Why a shortlist needs more than one woman

Many firms and recruiters insist on including at least one woman in their candidate shortlists. But is one enough?

At Godliman, our Godliman Rule requires at least two women, or diversity candidates, on every shortlist. Initially, we thought one would suffice, given that women comprise c.25–30% of the Asset Management industry. We have since concluded that one is not enough.

In ‘The Authority Gap’, Mary Ann Sieghart argues that having only one woman on a shortlist reinforces the notion that men are the default choice and that hiring a woman is a risk. Adding just one more woman, she argues, shifts that dynamic considerably.

A 2016 Harvard Business Review article titled ‘If there’s only one woman in your candidate pool, there’s statistically no chance she’ll be hired’ supports this directly. It argues that unconscious bias towards preserving the status quo, combined with a candidate pool that is predominantly male, can lead decision-makers to favour more men.

The Harvard Business Review team conducted three studies. The first found that when most finalists were white, participants tended to recommend a white candidate; when most were Black, they recommended a Black candidate. The second focused on gender and produced the same pattern: when two of three finalists were men, participants recommended hiring a man; when two of three were women, they recommended a woman.

The third study tested the specific effect of adding a second woman to the finalist pool. The result was notable: the odds of hiring a woman were 79.14 times greater when at least two women were included. When only one woman appeared among four finalists, her odds of being hired were, statistically, zero.

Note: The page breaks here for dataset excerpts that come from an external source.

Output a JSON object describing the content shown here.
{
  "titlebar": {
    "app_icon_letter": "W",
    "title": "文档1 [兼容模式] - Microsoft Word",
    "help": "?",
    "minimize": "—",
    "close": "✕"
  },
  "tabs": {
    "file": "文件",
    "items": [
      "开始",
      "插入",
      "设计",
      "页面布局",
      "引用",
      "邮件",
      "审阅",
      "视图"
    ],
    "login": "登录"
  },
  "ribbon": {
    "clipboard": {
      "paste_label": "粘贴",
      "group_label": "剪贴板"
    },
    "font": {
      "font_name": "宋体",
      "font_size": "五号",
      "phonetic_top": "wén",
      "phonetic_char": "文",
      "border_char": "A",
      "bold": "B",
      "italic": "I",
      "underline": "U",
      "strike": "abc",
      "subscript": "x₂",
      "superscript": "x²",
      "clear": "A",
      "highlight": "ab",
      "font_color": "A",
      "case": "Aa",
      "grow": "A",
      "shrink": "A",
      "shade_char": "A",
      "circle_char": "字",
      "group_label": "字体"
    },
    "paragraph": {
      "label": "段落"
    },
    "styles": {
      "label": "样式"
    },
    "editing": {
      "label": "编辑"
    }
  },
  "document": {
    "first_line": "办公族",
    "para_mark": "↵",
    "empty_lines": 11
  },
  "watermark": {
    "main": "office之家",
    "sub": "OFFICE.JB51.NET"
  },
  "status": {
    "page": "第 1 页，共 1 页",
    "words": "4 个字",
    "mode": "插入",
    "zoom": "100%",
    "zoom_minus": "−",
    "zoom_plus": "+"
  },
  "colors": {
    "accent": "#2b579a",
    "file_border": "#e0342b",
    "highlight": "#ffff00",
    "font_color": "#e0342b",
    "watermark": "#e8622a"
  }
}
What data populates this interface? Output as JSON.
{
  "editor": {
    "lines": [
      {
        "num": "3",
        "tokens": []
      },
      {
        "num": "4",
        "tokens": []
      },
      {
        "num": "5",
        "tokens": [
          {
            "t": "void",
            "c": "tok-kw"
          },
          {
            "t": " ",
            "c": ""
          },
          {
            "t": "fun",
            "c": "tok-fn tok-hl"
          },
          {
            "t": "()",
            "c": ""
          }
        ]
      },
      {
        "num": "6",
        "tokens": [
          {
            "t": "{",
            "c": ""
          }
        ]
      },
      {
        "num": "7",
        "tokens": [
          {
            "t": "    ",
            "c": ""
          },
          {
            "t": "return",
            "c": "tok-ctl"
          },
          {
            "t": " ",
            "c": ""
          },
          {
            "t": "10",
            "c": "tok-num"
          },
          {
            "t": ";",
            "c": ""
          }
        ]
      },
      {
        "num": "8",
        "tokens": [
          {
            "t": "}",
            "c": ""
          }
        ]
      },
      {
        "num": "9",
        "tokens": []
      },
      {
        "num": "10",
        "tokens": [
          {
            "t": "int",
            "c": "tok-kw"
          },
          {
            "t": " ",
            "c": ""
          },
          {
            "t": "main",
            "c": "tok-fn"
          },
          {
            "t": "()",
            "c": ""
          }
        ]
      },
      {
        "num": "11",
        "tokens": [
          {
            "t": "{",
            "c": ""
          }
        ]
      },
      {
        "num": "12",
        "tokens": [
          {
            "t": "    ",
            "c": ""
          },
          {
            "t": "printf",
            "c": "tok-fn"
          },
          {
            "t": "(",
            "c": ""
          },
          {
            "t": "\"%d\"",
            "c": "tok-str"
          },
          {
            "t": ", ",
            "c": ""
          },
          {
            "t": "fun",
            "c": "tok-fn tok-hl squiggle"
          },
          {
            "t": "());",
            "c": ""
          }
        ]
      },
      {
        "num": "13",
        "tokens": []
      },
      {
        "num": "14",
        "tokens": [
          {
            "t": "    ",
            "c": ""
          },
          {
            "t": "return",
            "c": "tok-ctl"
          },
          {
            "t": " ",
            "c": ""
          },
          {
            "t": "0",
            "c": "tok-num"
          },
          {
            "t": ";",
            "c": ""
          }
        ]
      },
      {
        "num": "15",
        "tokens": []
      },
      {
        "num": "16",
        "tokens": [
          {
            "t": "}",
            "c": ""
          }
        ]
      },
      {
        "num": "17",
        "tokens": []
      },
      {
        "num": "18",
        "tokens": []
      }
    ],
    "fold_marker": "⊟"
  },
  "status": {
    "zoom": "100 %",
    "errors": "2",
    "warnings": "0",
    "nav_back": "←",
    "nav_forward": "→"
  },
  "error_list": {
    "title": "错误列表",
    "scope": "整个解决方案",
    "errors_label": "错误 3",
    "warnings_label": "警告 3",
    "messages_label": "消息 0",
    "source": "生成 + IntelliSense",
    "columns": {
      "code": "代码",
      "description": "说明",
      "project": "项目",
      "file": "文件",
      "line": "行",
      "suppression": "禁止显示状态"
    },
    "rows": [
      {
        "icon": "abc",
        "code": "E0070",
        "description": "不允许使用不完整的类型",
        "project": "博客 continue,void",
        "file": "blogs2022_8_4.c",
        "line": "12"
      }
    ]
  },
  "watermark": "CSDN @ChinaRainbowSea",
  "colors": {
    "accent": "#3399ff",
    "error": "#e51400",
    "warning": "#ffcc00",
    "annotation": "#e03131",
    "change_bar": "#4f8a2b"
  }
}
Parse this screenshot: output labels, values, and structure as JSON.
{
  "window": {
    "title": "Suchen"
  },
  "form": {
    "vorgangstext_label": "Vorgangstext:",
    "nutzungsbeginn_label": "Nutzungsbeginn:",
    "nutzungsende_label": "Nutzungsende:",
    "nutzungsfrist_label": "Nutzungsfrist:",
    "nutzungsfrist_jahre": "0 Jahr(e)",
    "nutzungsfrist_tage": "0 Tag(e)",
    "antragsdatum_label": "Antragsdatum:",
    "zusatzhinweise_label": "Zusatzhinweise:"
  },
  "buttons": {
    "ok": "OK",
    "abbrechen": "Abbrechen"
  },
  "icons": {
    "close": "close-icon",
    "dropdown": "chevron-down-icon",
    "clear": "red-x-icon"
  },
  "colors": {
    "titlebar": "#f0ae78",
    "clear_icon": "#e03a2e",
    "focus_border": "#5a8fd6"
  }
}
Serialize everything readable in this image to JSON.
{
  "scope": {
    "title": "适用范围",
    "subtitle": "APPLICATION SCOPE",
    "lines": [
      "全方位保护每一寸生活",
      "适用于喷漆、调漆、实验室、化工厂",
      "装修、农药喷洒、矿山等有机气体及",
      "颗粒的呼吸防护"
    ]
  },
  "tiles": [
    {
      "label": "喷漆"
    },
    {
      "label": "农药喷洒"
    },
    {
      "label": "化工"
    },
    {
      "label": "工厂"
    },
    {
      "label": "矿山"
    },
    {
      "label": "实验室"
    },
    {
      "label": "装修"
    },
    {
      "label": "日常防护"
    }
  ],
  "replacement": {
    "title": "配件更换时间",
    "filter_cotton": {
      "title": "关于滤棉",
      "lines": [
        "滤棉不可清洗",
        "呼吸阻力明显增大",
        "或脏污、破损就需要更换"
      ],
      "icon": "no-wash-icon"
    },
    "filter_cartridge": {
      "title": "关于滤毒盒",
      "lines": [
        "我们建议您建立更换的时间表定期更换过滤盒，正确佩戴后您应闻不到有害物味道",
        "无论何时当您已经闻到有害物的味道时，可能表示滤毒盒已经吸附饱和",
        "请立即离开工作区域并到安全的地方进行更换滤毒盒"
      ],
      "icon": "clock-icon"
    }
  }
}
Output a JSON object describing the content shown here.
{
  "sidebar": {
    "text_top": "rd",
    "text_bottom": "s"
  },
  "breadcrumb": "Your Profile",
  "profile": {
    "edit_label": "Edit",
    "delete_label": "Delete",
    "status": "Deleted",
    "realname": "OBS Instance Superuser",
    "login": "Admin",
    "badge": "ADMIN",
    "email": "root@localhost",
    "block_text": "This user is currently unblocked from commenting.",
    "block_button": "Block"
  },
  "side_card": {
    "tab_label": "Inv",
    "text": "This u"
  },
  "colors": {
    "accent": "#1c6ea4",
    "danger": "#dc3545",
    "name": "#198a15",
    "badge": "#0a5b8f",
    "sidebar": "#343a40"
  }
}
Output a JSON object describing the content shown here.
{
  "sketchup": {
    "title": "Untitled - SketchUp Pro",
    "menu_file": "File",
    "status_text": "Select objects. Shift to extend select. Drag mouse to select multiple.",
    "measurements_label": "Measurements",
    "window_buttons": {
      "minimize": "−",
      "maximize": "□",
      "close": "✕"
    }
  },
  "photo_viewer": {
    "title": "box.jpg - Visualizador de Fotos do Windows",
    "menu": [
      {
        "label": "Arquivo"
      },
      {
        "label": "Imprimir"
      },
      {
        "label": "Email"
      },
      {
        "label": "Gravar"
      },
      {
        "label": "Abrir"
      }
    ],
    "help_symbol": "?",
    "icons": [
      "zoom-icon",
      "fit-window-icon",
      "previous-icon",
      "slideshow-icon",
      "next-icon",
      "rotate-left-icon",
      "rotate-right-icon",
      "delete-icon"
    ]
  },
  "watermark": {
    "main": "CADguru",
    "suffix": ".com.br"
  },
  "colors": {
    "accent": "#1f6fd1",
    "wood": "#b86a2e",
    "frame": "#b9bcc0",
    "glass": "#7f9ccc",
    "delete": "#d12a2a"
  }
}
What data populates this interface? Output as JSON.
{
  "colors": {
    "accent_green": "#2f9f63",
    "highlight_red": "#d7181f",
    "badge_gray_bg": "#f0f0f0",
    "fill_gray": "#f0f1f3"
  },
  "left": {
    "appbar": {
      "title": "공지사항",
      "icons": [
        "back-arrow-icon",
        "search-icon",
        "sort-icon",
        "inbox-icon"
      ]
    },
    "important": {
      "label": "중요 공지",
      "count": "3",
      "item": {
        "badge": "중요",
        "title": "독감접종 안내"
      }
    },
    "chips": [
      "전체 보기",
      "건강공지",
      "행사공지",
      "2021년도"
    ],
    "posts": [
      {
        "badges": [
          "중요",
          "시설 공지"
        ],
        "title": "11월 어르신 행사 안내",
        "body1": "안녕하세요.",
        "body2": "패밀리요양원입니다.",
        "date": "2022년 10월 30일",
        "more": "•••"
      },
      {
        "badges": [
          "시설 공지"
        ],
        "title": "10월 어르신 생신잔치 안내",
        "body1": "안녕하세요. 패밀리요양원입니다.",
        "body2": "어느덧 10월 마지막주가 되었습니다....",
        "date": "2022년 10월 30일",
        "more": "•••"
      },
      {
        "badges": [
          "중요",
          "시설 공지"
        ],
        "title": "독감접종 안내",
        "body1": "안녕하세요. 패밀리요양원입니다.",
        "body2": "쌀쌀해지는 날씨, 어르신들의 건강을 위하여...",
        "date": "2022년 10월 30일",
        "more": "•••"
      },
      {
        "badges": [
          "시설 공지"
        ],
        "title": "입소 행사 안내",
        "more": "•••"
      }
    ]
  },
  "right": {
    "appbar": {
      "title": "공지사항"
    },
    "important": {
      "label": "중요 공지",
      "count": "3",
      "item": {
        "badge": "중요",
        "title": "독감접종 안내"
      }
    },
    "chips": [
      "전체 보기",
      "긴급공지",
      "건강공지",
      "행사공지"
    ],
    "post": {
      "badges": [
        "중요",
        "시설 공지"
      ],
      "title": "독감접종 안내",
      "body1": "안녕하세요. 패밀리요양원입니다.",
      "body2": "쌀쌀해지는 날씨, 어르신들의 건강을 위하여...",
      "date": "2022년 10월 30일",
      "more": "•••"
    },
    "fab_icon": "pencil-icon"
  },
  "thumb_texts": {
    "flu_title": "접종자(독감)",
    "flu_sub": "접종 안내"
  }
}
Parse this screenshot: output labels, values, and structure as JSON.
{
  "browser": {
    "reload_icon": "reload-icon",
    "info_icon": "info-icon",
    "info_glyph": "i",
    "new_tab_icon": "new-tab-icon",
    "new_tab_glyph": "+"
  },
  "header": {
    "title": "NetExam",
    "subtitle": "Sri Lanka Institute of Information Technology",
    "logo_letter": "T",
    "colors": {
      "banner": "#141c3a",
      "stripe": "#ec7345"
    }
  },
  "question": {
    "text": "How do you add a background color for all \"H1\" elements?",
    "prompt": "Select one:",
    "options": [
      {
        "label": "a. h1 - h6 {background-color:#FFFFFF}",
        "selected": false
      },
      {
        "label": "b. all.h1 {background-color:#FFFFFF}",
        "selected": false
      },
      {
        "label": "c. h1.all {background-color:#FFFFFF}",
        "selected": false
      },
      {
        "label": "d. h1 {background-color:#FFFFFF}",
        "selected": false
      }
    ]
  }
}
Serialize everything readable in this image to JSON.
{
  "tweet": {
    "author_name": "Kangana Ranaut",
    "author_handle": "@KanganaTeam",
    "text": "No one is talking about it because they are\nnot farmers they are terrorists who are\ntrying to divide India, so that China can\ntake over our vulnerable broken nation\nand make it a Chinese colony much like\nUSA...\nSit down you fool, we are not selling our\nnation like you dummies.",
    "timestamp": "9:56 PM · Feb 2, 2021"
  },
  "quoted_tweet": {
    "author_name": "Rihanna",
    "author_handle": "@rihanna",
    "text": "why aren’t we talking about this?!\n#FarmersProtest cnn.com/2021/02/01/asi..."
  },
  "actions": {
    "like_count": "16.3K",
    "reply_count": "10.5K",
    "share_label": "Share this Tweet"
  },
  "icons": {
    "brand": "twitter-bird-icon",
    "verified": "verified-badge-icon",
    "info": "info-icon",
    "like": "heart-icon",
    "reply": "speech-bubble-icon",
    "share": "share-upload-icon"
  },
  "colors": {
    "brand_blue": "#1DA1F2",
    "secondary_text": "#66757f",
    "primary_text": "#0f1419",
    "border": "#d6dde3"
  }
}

Numbers, however, are only part of the picture. When there is only one woman on a shortlist, she risks being perceived as a token inclusion rather than a serious contender, a product of unconscious bias rather than merit. A reasonable gender balance shifts the focus from representation to qualification and experience. The goal is to ensure women are assessed on equal terms, with the final decision grounded in individual merit. That is the principle behind the importance of inclusion more broadly, and behind our Godliman Rule specifically.